Sunrise pitches plan for new facility in Vienna

Sunrise Assisted Living is proposing to build a four-story, 80-unit senior-living facility at 100-110 Maple Ave., E.

Sunrise Senior Living representatives on April 1 outlined numerous concessions, including a smaller mezzanine and a reduction in the number of units, designed to make their proposed facility at Maple Avenue, E., and Center Street, N., more palatable to Vienna officials.

Members of the Vienna Town Council and Vienna Planning Commission, who held a joint work session at Town Hall on Sunrise’s proposal, seemed guardedly pleased about the applicant’s plan modifications, but still had some questions about the building’s mezzanine and exterior.

The facility would be built at 100-110 Maple Ave., E., under Vienna’s Maple Avenue Commercial (MAC) zoning ordinance, which offers density bonuses in exchange for amenities and architectural features sought by the town government. The site now is home to a medical-office building and surface parking.

Sunrise is reducing the number of proposed units from 85 to 83, said Jerry Liang, senior vice president of development. In addition to assisted-living units, the facility would house residents with memory impairments on a secured third level, he said.

While technically only four stories tall (excluding underground parking), the building would have a fifth level, an 11,090-square-foot mezzanine, that would be located between the ground level and second floor and cover nearly half the area of the former.

The mezzanine has been one of the project’s sticking points. Some officials at the meeting noted the proposed mezzanine was just under the town’s 50-percent coverage limit for the floor below because Sunrise had included a ground-floor parking area in its calculations.

The facility would be 54 feet tall, the most allowed under the MAC ordinance, but have a permitted cornice at Maple Avenue and Center Street that would extend even higher.

The ground floor would have common areas for Sunrise patrons and a grand staircase leading up to the mezzanine.

The staircase is a regular motif in Sunrise’s facilities that is designed to invoke a residential feel, Liang said, but elevators will be available to ferry physically challenged residents to the facility’s residential areas on the top three floors. The elevators will be capacious enough to fit gurneys in case of medical emergencies, he said.

“We don’t want to protect residents to a degree that infantilizes them,” Liang said.

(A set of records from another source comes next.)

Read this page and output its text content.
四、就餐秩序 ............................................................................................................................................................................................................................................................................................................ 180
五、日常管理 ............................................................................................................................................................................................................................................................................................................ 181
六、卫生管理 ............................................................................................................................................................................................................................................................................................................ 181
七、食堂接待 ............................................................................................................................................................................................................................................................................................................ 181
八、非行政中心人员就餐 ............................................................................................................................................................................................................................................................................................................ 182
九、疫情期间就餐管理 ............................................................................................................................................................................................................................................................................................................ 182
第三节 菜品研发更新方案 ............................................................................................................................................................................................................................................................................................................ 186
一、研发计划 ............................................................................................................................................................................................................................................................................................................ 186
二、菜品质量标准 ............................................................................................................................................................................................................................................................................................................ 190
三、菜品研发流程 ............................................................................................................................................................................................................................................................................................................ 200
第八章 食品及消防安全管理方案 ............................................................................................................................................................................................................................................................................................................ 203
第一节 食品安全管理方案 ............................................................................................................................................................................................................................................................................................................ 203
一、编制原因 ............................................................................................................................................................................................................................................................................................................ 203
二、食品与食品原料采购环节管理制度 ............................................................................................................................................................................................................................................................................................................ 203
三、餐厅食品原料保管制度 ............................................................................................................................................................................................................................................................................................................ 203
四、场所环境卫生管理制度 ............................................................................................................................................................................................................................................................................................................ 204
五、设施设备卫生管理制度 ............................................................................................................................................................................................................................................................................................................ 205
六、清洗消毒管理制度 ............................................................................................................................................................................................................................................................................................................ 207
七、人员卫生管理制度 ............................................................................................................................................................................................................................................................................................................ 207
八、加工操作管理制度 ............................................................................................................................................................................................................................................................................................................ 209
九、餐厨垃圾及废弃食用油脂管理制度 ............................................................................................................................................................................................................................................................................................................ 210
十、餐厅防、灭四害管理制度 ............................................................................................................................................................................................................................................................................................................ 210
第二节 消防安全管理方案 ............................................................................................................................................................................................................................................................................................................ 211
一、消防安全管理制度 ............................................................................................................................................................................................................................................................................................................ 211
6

While Sunrise would install some windows to connect the mezzanine with the first floor, Council member Tara Bloch said an open staircase or glass-sided one might better serve that purpose.

The ground floor also would have two retail bays covering a total of 5,700 square feet – a reduction from the 8,500 square feet Sunrise proposed last year. Company officials said they had heard loudly and clearly from the community that those retail areas should not be given over to mattress stores and day spas.

The facility will have a “green” roof to collect and filter stormwater, but no solar panels will be installed, Liang said. The structure will be designed to meet ENERGY STAR building standards, although not ones under the U.S. Green Building Council’s Leadership in Energy and Environmental Design (LEED) program.

Sunrise would provide 74 parking spaces at the site, although company representatives said demand at the site was only 52 spaces (33 for assisted living and 19 for retail).

About 35 employees would be on-site during the peak shift, Liang said. Shifts are scheduled for 7 a.m. to 3 p.m., 3 to 11 p.m. and 11 p.m. to 7 a.m., and likely would have about 15 minutes’ worth of staffing overlap during shift changes, he said.

The applicant at its own expense also would upgrade stormwater facilities running underneath the facility. While Council member Howard Springsteen said those improvements would have been mandated anyway, Planning Commissioner Sarah Couchman said those upgrades – worth about $700,000 – would exceed what was required.

“The MAC is give-and-take,” Couchman said. “This is a give on their side.”

Planning Commissioner Mary McCullough said rear elevations of the building make it appear five stories tall. Yung responded that Sunrise could reduce that impression by raising the rear fence’s height.

Town officials hope to hold a Planning Commission public hearing on the application on April 24, but commission Chairman Michael Gelb did not commit to that schedule at the April 1 meeting because of an ongoing lengthy debate regarding another MAC case at 380 Maple Ave., W.